Argan mengangguk. "Kita bicarakan lagi masalah pembatalan kontrak secara sepihak dengannya nanti. Sekarang fokus kita mencari solusi untuk permasalahan ini. Kita tidak punya banyak waktu karena semua sudah dipersiapkan."

Sebagian karyawan lantas melengos tertahan, sementara sebagian lagi mengusap wajah bingung. Kini mereka juga pasti didera pusing yang sama seperti Argan. Tentu saja. Tidak ada yang berharap model itu akan mengundurkan diri H-5 sebelum acara promosi dan peluncuran produk.

"Bagaimana? Apa ada saran?" Argan meneliti setiap pergerakan karyawannya.

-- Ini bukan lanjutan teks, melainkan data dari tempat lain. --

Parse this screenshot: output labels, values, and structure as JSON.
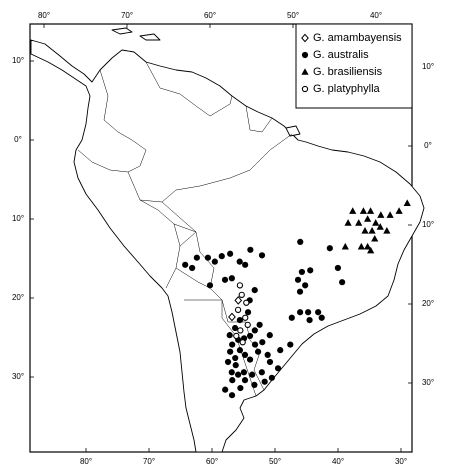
{
  "map": {
    "graticule": {
      "top": [
        {
          "value": -80,
          "label": "80°"
        },
        {
          "value": -70,
          "label": "70°"
        },
        {
          "value": -60,
          "label": "60°"
        },
        {
          "value": -50,
          "label": "50°"
        },
        {
          "value": -40,
          "label": "40°"
        }
      ],
      "bottom": [
        {
          "value": -80,
          "label": "80°"
        },
        {
          "value": -70,
          "label": "70°"
        },
        {
          "value": -60,
          "label": "60°"
        },
        {
          "value": -50,
          "label": "50°"
        },
        {
          "value": -40,
          "label": "40°"
        },
        {
          "value": -30,
          "label": "30°"
        }
      ],
      "left": [
        {
          "value": 10,
          "label": "10°"
        },
        {
          "value": 0,
          "label": "0°"
        },
        {
          "value": -10,
          "label": "10°"
        },
        {
          "value": -20,
          "label": "20°"
        },
        {
          "value": -30,
          "label": "30°"
        }
      ],
      "right": [
        {
          "value": 10,
          "label": "10°"
        },
        {
          "value": 0,
          "label": "0°"
        },
        {
          "value": -10,
          "label": "10°"
        },
        {
          "value": -20,
          "label": "20°"
        },
        {
          "value": -30,
          "label": "30°"
        }
      ]
    },
    "series": [
      {
        "name": "G. amambayensis",
        "marker": "diamond",
        "points": [
          [
            -56.7,
            -22.4
          ],
          [
            -55.8,
            -20.3
          ]
        ]
      },
      {
        "name": "G. australis",
        "marker": "filled-circle",
        "points": [
          [
            -61.9,
            -14.9
          ],
          [
            -60.3,
            -14.9
          ],
          [
            -59.3,
            -15.4
          ],
          [
            -58.3,
            -14.7
          ],
          [
            -57.1,
            -14.4
          ],
          [
            -54.2,
            -13.9
          ],
          [
            -52.5,
            -14.6
          ],
          [
            -47.1,
            -12.9
          ],
          [
            -63.6,
            -15.8
          ],
          [
            -62.6,
            -16.2
          ],
          [
            -57.8,
            -17.7
          ],
          [
            -60,
            -18.4
          ],
          [
            -56.8,
            -17.5
          ],
          [
            -55.7,
            -15.4
          ],
          [
            -54.9,
            -15.8
          ],
          [
            -42.8,
            -13.7
          ],
          [
            -46.6,
            -16.7
          ],
          [
            -45.4,
            -16.5
          ],
          [
            -47.1,
            -17.7
          ],
          [
            -46,
            -18.4
          ],
          [
            -46.7,
            -19.2
          ],
          [
            -41.4,
            -16.2
          ],
          [
            -40.6,
            -18
          ],
          [
            -53.4,
            -19
          ],
          [
            -54.1,
            -20.3
          ],
          [
            -54.3,
            -21.8
          ],
          [
            -55.5,
            -22.8
          ],
          [
            -56.2,
            -23.8
          ],
          [
            -57,
            -24.7
          ],
          [
            -56.6,
            -25.9
          ],
          [
            -55.7,
            -25.3
          ],
          [
            -54.8,
            -25.1
          ],
          [
            -53.9,
            -24.8
          ],
          [
            -53.2,
            -24.1
          ],
          [
            -52.5,
            -23.4
          ],
          [
            -52,
            -25.6
          ],
          [
            -53.1,
            -25.9
          ],
          [
            -55.4,
            -26.6
          ],
          [
            -56.1,
            -27.6
          ],
          [
            -54.6,
            -27.2
          ],
          [
            -53.8,
            -27.8
          ],
          [
            -56.9,
            -26.8
          ],
          [
            -57.2,
            -28.1
          ],
          [
            -56.6,
            -29.4
          ],
          [
            -55.6,
            -29.7
          ],
          [
            -56.5,
            -30.4
          ],
          [
            -57.6,
            -31.6
          ],
          [
            -56.5,
            -32.3
          ],
          [
            -55.2,
            -31.4
          ],
          [
            -54.5,
            -30.4
          ],
          [
            -53.4,
            -29.7
          ],
          [
            -51.9,
            -29.4
          ],
          [
            -50.7,
            -28.1
          ],
          [
            -49.4,
            -28.9
          ],
          [
            -50.3,
            -30.1
          ],
          [
            -51.4,
            -30.6
          ],
          [
            -53,
            -31
          ],
          [
            -49.2,
            -26.6
          ],
          [
            -47.7,
            -25.9
          ],
          [
            -47.7,
            -22.5
          ],
          [
            -46.5,
            -21.8
          ],
          [
            -45.3,
            -21.8
          ],
          [
            -43.8,
            -21.8
          ],
          [
            -43.2,
            -22.5
          ],
          [
            -45,
            -22.8
          ],
          [
            -50.9,
            -24.7
          ],
          [
            -52.6,
            -26.8
          ],
          [
            -51.1,
            -27.2
          ],
          [
            -54.7,
            -29.4
          ],
          [
            -56,
            -28.5
          ]
        ]
      },
      {
        "name": "G. brasiliensis",
        "marker": "triangle",
        "points": [
          [
            -40,
            -9
          ],
          [
            -38.5,
            -9
          ],
          [
            -37.5,
            -9
          ],
          [
            -36,
            -9.5
          ],
          [
            -34.7,
            -9.5
          ],
          [
            -40.5,
            -10.5
          ],
          [
            -39,
            -10.5
          ],
          [
            -37.8,
            -10
          ],
          [
            -36.6,
            -10.5
          ],
          [
            -38,
            -11.5
          ],
          [
            -37,
            -11.5
          ],
          [
            -35.9,
            -11
          ],
          [
            -34.9,
            -11.5
          ],
          [
            -36.5,
            -12.5
          ],
          [
            -37.4,
            -13.5
          ],
          [
            -38.3,
            -13.5
          ],
          [
            -36.9,
            -14
          ],
          [
            -40.6,
            -13.5
          ],
          [
            -32.5,
            -8
          ],
          [
            -33.5,
            -9
          ]
        ]
      },
      {
        "name": "G. platyphylla",
        "marker": "open-circle",
        "points": [
          [
            -55.6,
            -18.4
          ],
          [
            -55.3,
            -19.6
          ],
          [
            -54.6,
            -20.6
          ],
          [
            -55.8,
            -21.5
          ],
          [
            -54.7,
            -22.5
          ],
          [
            -54.3,
            -23.4
          ],
          [
            -55.4,
            -24.1
          ],
          [
            -56,
            -24.8
          ],
          [
            -55,
            -25.6
          ]
        ]
      }
    ]
  }
}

"Menurut saya, sebenarnya tidak sulit bagi kita untuk mendapatkan model pengganti, Pak. Mengingat banyak model yang ingin menjajal kemampuannya melalui ajang ini. Tapi, meskipun menggunakan model baru dan belum terkenal adalah strategi kita, kita tidak boleh asal-asalan menyeleksi kandidat yang mendaftar. Model tersebut juga harus punya kemampuan mumpuni dan berbakat." Sang HRD pertama kali buka suara.